Foto: WDR / Guido Engels
Nicht alle Kritiker sind so gnädig mit diesem Whodunit-Allerlei:
„Der gesellschaftspolitische Auftrag ist in diesem leichtsinnig zusammenfabulierten Krimi-Schlamassel nicht so recht zu erkennen. Dabei geben sich die Verantwortlichen alle Mühe, zig brenzlige Themen anzupacken. So geht es unter anderem um Wassergeschäfte in Tansania und Atomtechnikdeals mit Iran, um Steuer-CDs und Schmugglerkriminalität. Dazu kommen betont moderne Berufsbilder, die Ex-Frau des Verdächtigen arbeitet zum Beispiel als Well-Aging-Beraterin. Hilft alles nichts, dieser „Tatort“ mutet so brisant und so brandaktuell an wie ’ne alte Folge ‚Derrick'“. (Christian Buß, Spiegel online)
Mit zunehmender Dauer wird die Geschichte immer undurchsichtiger, zumal es angesichts der komplexen wirtschaftlichen Ebene viel Erklärungsbedarf gibt; die Kommissare lassen sich extra eine ZKA-Angestellte schicken, weil ihr eigener Mitarbeiter Tobias den Aktenberg allein nicht bewältigen kann. Schenk, der noch ein bisschen mit Tobias fremdelt, ist äußerst angetan von der kompetenten jungen Kollegin, aber leider bleibt Anna von Haeblers Mitwirkung ein einmaliger Auftritt. Die geschäftliche Seite ist zwar Auslöser der Handlungskette, aber auch viel graue Theorie. Deutlich spannender ist naturgemäß das indes nicht minder komplizierte Beziehungsgeflecht: Die Witwe (Dorka Gryllus) des in der Wüste verschwundenen und für tot erklärten Kompagnons ist irgendwann eine Liaison mit dem Partner ihres Mannes eingegangen, hat ihn jedoch wieder verlassen, als sie die heimlich in der Schweiz gebunkerten Millionen des Gatten geerbt hat; und nun will der Tote offenbar sein Geld zurück.
Ähnlich eindrucksvoll wie das Drehbuch ist die Umsetzung durch die in diesem Genre gleichfalls unerfahrene Dagmar Seume, der diese Aufgabe ganz offensichtlich nicht übertragen worden ist, weil der WDR den Anteil der Regisseurinnen beim „Tatort“ erhöhen wollte.
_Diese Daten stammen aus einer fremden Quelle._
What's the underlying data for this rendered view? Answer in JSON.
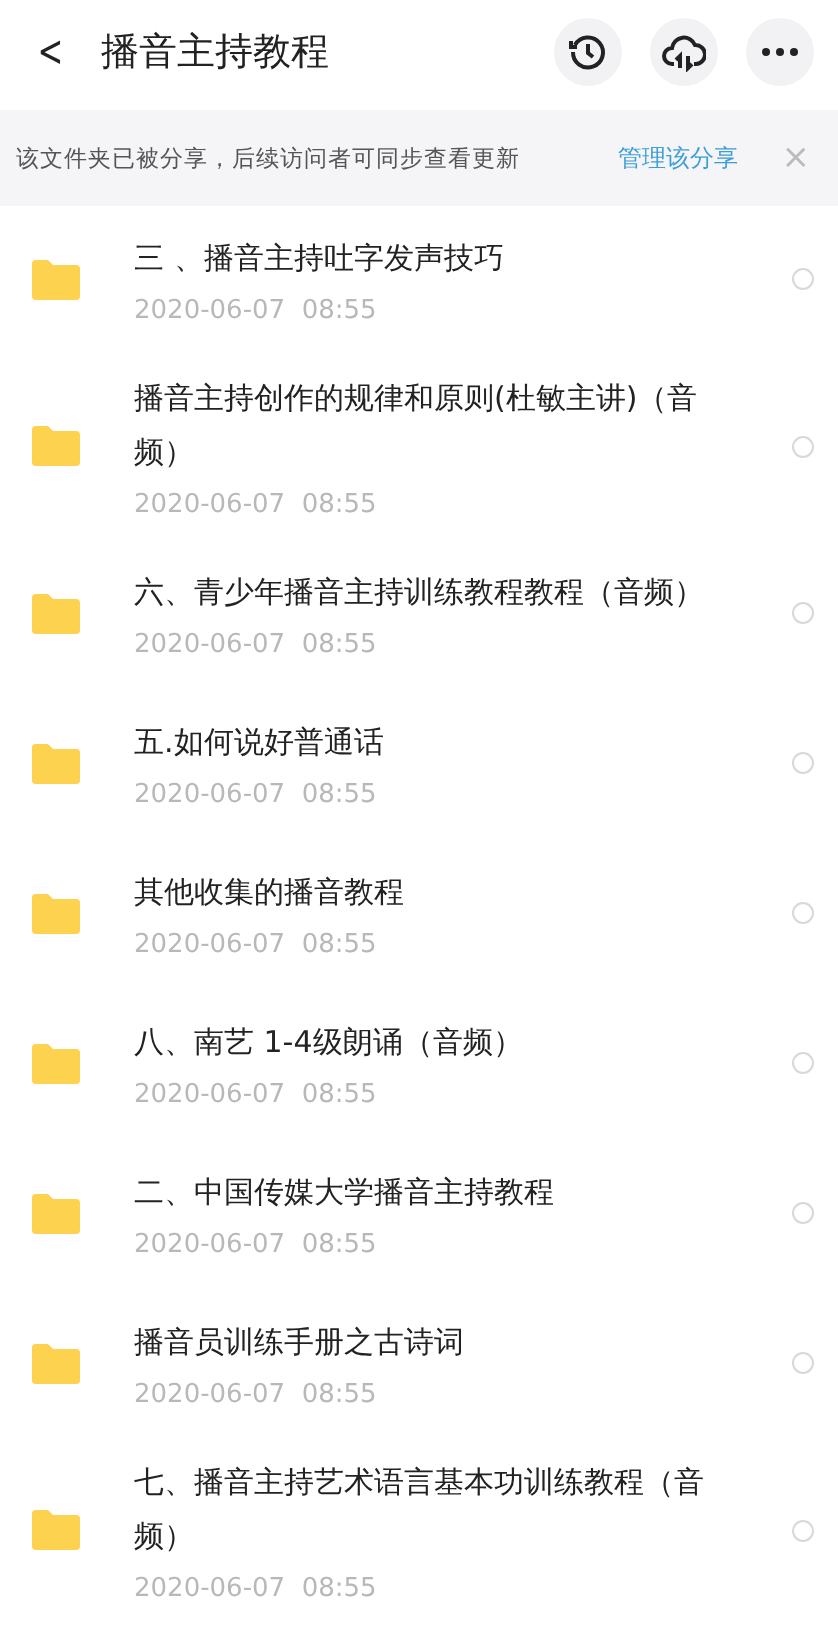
{
  "header": {
    "back": "<",
    "title": "播音主持教程"
  },
  "banner": {
    "text": "该文件夹已被分享，后续访问者可同步查看更新",
    "link": "管理该分享",
    "close": "×"
  },
  "files": [
    {
      "name": "三 、播音主持吐字发声技巧",
      "date": "2020-06-07  08:55",
      "selected": false
    },
    {
      "name": "播音主持创作的规律和原则(杜敏主讲)（音频）",
      "date": "2020-06-07  08:55",
      "selected": false
    },
    {
      "name": "六、青少年播音主持训练教程教程（音频）",
      "date": "2020-06-07  08:55",
      "selected": false
    },
    {
      "name": "五.如何说好普通话",
      "date": "2020-06-07  08:55",
      "selected": false
    },
    {
      "name": "其他收集的播音教程",
      "date": "2020-06-07  08:55",
      "selected": false
    },
    {
      "name": "八、南艺 1-4级朗诵（音频）",
      "date": "2020-06-07  08:55",
      "selected": false
    },
    {
      "name": "二、中国传媒大学播音主持教程",
      "date": "2020-06-07  08:55",
      "selected": false
    },
    {
      "name": "播音员训练手册之古诗词",
      "date": "2020-06-07  08:55",
      "selected": false
    },
    {
      "name": "七、播音主持艺术语言基本功训练教程（音频）",
      "date": "2020-06-07  08:55",
      "selected": false
    }
  ]
}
Ihre überschaubare Filmografie enthält neben dem dritten „Hanni & Nanni“-Film auch „Alleine war gestern“ (2015), eine sehenswerte tragikomische Degeto-Produktion über einige Freunde um die sechzig, die eine WG gründen. Mit „Benutzt“ stellt sie nachdrücklich unter Beweis, dass sie auch Krimi kann. Das Tempo ist zwar vergleichsweise gemessen, aber die Darstellerführung ist ausgezeichnet. Für die Bildgestaltung sorgte mit Gunnar Fuß allerdings auch einer der renommiertesten deutschen Kameramänner. Gelegentlich gibt es Momente mit unnötigen Ausrufezeichen; so ahnt man zum Beispiel umgehend, dass die Chefin (Winnie Böwe) der ZKA-Kollegin irgendwie in die Sache verwickelt ist. Ansonsten aber imponiert der Film durch einen souverän inszenierten Handlungs- und Bilderreichtum. Gerade angesichts des öffentlich-rechtlichen Spardiktats sind die häufigen Schauplatzwechsel und die vielen Außenaufnahmen ohnehin erstaunlich. Zwischendurch gibt es mit der einen oder anderen Verfolgungsjagd (zu Fuß) zudem einige Action-Momente, die dank Kamera- und Schnittarbeit auch angemessen spannend sind. Ein Krimi alter Schule, sehenswert nur für Whodunit-Fans.